The appointment of Jeremy Corbyn as leader of the Labour Party in September 2015 has once again brought seemingly irreconcilable ideological tensions and divisions within the Party to the fore. Whilst much ensuing commentary has been notably unequivocal about what Corbyn’s victory may now mean for the future of the Labour Party, if not British politics itself, analyses have, however, been constrained by commentator’s persistent recourse to peculiarly anachronistic and attenuated interpretative templates. Indeed, in their struggle to make sense of the numerous differences exposed by Corbyn’s unexpected ascendancy most mainstream commentators appear content to assume that we are watching simply another replay of the notorious clashes between the so-called ‘Bennite left’, and the Party’s ‘revisionist’ centre-right leadership during the 1980s. Yet, as anyone familiar with Labour Party’s often tortuous developmental history will know, intra-Party tensions have rarely been so straightforward.
On 30 June 2016, the Department of History at the University of Sheffield, is hosting a one-day academic workshop at the People’s History Museum (PHM) in Manchester. With funding provided by the Arts and Humanities Research Council, the workshop will explore some of the most notable ideological factions and divisions that have emerged in the Parliamentary Labour Party since G. D. H. Cole’s and others’ founding of the Socialist League in 1932, to Corbyn’s victory in 2015. To accompany the workshop will be a small exhibition, drawing on the PHM’s unrivalled collection of British labour movement material, including the official archive of the Labour Party itself. Both the workshop and the exhibition will seek to shed fresh light on some of the key sites of historic intra-Party tension and divergence, ranging from the ‘Unity’ and ‘popular front’ activism of the 1930s, the ‘Keep Left’ and ‘Victory for Socialism’ pressure groups of the 1940s and 1950s, the recurring clashes over Clause IV and ‘unilateral disarmament’, through to the numerous ‘reformist’ and ‘revisionist’ tendencies of the 1970s, 1980s and beyond.
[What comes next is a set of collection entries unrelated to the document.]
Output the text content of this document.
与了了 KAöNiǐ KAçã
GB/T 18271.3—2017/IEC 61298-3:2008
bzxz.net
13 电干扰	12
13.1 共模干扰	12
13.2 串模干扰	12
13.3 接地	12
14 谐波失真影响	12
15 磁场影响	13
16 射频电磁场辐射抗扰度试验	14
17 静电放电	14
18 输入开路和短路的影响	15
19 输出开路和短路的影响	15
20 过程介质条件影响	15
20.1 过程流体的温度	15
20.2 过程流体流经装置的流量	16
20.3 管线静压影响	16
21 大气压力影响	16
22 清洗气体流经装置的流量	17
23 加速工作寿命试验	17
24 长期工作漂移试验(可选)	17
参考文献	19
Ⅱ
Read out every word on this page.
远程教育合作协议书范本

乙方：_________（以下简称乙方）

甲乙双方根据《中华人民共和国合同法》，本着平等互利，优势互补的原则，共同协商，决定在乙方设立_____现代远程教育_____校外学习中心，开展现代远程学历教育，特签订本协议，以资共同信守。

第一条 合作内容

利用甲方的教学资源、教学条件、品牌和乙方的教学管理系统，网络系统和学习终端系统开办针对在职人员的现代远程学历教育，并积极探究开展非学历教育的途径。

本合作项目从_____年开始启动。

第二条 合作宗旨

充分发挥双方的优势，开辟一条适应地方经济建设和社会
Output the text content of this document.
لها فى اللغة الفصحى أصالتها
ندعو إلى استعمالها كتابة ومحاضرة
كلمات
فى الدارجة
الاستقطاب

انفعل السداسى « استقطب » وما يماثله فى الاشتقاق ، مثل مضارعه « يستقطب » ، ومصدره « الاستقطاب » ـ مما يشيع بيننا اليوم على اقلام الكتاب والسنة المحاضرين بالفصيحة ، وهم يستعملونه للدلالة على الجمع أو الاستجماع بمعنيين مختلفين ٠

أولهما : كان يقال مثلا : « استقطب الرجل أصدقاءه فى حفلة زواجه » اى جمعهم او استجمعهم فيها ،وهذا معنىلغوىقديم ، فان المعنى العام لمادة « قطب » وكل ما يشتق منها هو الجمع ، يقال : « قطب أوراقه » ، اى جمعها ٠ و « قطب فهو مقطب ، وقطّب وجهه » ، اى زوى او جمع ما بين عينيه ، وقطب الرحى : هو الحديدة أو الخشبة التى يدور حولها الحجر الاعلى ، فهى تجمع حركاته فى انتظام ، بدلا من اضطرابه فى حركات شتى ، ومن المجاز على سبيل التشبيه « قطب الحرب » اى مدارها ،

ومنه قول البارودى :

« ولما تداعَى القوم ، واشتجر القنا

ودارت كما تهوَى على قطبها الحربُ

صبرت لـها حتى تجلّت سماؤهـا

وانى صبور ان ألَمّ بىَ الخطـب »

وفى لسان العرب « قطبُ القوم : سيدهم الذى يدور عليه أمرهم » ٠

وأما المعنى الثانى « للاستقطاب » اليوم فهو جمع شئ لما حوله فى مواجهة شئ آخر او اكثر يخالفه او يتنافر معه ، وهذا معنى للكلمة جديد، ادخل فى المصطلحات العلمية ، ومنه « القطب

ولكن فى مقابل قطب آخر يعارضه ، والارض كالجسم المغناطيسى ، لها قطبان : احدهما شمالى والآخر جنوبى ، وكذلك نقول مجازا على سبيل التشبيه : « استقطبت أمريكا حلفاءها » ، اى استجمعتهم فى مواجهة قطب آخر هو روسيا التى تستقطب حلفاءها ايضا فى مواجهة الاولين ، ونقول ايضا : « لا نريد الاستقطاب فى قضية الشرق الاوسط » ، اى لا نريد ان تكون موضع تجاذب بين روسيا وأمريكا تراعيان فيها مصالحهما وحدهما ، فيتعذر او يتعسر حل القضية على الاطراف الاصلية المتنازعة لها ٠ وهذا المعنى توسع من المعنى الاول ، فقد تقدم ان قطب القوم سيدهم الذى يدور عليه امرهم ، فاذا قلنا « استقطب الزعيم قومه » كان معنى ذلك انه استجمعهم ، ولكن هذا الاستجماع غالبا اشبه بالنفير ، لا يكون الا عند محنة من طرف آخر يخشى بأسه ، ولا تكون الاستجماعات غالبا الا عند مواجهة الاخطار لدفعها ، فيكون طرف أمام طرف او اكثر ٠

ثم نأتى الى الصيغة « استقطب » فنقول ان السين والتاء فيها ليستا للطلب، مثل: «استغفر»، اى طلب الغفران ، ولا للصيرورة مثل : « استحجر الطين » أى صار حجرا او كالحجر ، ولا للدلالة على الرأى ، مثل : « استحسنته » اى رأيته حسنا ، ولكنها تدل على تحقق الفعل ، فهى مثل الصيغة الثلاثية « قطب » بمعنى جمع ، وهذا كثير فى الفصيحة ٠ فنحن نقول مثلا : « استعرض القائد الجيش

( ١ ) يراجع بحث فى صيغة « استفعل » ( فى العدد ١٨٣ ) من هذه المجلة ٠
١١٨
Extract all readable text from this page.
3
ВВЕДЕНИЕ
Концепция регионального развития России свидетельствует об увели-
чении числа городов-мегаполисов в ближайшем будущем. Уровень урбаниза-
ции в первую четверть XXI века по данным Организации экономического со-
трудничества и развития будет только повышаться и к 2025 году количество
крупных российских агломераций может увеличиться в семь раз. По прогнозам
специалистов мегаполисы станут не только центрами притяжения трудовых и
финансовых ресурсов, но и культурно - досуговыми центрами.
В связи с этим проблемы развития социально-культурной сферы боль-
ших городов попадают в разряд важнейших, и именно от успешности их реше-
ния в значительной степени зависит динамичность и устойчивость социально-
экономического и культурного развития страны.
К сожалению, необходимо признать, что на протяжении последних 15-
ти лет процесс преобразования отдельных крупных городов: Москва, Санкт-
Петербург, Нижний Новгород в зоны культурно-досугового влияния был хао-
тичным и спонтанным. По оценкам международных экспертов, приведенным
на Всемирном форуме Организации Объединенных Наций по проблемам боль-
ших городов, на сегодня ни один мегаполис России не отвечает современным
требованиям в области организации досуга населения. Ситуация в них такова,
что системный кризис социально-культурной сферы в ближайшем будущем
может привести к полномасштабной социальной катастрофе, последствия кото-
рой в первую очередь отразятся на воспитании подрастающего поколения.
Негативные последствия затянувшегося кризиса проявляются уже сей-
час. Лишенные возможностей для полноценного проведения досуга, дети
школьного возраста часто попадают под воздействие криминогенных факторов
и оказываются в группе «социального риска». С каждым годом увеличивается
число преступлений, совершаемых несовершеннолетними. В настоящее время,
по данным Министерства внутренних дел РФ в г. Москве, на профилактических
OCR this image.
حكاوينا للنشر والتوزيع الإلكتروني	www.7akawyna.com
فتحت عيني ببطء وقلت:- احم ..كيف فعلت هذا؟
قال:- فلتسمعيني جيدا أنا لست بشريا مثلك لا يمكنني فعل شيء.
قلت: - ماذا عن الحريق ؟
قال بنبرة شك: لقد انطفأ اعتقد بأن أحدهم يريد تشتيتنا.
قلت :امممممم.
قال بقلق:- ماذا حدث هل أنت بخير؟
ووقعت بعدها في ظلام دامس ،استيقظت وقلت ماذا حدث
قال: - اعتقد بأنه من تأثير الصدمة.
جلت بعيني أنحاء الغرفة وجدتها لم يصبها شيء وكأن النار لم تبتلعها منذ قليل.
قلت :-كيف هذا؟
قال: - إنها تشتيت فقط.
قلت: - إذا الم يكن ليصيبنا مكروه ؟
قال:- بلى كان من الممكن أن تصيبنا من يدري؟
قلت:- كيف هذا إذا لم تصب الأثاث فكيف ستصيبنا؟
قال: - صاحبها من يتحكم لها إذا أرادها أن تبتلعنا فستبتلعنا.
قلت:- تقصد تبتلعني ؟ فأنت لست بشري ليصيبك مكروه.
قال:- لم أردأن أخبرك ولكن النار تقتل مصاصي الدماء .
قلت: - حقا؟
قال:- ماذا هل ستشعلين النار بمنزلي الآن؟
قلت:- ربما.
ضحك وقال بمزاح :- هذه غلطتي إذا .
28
Whilst a principal aim of the project is to suggest how intra-Party tensions and divisions should not be regarded as anything new, it will also seek to demonstrate how such divisions have rarely – if, indeed, ever – proceeded along the straightforward ‘left’ versus ‘right’ binary that some, including certain leading voices with the Party itself, now appear intent on reviving. Correspondingly, an additional objective of the workshop is to examine the extent to which these more historic ‘Labour pains’ might not also offer potential pathways beyond the Party’s current, seemingly irreconcilable, ideological standoffs. In conclusion, the workshop hopes to furnish some (tentative) answers to the question of what, if anything, these various ‘Labour pains’, both past and present, might now be pointing to? Are we witnessing, as some would have us believe, the birth pangs of a ‘new politics’ in Britain; or is the Labour Party, 110 years after its foundation, finally entering its terminal stages?